The targeted mutations in the 19 oncogenes comprising the OncoCarta v1.0 Panel are reported to be biologically significant in carcinogenesis or progression in a range of malignancies.

These mutational analyses and immunohistochemistry described below were performed at an Australian National Association of Testing Authorities (NATA) accredited medical laboratory.

Immunohistochemistry

BRAF V600E immunohistochemistry was performed on sections cut at four microns. Tissue was pre-treated on a Ventana Benchmark Ultra (Roche) with CC1 (Roche) for 64 minutes.

The anti-BRAF (VE1) mouse monoclonal antibody (Spring Bioscience) was used at 1:100 dilution with 16 minutes incubation.

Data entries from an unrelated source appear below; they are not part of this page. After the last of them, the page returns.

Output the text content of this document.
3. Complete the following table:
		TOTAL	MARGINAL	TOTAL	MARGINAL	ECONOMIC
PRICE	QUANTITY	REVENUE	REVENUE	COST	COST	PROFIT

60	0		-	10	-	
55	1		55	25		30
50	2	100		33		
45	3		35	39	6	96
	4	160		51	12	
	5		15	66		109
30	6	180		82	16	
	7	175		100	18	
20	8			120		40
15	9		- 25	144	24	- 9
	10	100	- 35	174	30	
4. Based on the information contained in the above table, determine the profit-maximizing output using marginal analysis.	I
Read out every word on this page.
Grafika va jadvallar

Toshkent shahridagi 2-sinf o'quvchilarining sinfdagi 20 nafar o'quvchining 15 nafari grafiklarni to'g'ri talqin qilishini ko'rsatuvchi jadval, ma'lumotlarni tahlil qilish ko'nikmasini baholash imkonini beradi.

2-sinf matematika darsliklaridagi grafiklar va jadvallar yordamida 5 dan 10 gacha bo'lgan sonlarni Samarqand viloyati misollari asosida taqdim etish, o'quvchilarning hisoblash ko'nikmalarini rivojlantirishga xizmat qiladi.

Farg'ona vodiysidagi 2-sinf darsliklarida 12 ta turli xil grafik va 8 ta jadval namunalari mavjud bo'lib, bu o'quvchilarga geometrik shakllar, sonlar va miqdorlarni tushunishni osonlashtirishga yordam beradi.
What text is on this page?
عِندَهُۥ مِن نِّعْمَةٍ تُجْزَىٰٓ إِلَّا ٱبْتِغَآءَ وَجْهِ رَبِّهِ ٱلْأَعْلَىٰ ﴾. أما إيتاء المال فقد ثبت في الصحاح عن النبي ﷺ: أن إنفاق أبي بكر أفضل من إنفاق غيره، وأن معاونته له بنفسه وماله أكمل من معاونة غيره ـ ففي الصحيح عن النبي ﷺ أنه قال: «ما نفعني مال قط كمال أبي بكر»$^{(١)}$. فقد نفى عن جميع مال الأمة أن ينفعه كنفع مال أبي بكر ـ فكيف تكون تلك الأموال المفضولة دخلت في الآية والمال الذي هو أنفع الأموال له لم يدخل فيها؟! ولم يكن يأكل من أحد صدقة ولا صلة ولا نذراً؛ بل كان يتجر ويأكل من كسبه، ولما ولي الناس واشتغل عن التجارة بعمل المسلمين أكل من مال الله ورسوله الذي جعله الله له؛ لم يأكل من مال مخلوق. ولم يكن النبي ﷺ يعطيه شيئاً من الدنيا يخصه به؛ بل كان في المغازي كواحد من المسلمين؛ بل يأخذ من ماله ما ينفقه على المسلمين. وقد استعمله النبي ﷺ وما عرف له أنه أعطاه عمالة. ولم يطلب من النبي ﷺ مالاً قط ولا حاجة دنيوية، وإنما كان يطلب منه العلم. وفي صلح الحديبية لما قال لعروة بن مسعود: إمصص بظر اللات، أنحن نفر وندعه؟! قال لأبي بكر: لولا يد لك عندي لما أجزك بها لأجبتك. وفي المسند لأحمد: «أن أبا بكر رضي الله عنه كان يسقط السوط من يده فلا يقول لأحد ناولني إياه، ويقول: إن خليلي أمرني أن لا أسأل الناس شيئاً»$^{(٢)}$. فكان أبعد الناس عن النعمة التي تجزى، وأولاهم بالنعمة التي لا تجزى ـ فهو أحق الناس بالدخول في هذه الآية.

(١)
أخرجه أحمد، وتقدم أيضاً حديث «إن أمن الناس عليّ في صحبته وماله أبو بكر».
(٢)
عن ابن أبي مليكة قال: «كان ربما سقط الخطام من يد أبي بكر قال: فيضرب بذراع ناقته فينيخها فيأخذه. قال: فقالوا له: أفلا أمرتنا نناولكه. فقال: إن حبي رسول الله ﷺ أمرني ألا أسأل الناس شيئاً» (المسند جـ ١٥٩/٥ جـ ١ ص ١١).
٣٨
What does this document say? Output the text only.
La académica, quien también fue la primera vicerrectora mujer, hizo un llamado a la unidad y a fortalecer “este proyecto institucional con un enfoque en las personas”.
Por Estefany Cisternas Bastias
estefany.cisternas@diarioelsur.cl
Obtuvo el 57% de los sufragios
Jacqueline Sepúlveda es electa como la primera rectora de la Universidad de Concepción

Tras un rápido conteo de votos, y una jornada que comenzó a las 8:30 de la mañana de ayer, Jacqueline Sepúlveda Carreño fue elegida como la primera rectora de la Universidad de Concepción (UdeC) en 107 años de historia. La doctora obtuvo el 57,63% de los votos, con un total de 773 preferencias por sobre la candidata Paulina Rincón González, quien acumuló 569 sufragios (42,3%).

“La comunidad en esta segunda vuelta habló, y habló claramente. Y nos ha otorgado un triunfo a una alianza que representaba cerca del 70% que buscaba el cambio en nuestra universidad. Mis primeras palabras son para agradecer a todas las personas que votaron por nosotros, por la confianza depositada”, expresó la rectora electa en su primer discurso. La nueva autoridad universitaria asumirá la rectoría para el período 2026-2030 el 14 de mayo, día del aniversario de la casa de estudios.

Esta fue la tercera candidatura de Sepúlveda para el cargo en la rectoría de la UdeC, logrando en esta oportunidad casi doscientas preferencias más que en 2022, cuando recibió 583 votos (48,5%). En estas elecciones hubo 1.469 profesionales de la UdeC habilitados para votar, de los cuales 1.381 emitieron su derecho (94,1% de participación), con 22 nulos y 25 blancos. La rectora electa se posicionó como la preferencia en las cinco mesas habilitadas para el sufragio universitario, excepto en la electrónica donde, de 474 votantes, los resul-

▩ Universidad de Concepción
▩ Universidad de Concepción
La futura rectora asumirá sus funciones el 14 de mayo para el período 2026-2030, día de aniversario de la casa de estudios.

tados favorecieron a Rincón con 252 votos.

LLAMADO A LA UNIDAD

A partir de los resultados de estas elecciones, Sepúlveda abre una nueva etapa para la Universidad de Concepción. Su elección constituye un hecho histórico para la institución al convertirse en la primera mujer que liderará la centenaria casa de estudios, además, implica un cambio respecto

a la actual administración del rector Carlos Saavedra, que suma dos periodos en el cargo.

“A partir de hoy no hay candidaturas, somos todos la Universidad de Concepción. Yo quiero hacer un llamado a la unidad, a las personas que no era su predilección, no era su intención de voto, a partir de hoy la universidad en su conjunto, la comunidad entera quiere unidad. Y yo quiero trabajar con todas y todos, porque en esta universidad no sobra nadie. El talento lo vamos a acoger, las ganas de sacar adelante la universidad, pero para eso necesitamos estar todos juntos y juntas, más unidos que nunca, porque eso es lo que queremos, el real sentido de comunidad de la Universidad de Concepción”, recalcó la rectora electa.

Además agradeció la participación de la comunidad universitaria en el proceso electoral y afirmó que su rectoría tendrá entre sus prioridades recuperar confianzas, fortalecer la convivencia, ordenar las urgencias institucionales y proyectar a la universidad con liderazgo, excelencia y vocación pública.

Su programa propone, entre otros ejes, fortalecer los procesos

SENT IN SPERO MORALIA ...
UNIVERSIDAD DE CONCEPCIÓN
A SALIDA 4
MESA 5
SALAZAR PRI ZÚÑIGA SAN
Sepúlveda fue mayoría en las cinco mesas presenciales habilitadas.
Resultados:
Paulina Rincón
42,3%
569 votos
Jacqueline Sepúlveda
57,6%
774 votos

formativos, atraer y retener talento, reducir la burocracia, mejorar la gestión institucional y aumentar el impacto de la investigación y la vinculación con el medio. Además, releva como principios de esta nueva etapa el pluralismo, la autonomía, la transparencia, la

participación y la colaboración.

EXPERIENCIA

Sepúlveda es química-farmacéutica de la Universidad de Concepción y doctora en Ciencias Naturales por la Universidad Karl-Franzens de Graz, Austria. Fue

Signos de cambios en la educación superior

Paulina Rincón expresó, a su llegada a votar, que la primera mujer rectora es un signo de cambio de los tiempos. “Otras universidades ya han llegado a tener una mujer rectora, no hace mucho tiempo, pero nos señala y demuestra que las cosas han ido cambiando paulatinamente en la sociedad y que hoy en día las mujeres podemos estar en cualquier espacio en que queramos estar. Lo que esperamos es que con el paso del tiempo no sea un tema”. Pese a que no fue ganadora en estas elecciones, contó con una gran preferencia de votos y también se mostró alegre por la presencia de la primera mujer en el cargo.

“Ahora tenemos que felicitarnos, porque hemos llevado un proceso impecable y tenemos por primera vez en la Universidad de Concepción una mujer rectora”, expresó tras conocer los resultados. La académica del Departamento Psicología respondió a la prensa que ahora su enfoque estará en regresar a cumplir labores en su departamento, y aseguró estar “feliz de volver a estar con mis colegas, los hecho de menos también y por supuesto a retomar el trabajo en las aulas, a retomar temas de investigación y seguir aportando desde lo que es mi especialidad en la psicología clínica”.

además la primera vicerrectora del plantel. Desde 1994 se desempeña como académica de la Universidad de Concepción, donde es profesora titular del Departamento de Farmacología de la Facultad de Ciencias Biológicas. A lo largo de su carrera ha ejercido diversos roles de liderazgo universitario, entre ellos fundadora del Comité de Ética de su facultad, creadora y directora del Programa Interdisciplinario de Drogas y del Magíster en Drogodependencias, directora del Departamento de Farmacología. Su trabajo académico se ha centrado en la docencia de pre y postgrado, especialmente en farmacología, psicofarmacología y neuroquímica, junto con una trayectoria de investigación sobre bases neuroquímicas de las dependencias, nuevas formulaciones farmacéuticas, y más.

Staining was performed using the OptiView DAB Immunohistochemistry Detection kit (Roche) for 8 minutes. Cases with 1+, 2+ and 3+ staining were regarded as positive and cases with no staining were regarded as negative.

Statistical analysis

Fisher’s exact test was used to evaluate the difference in gender distribution between BRAF wild-type and mutant patients while Welch’s t-test was used to evaluate the age difference. Data were analysed using the R environment for statistical computing13.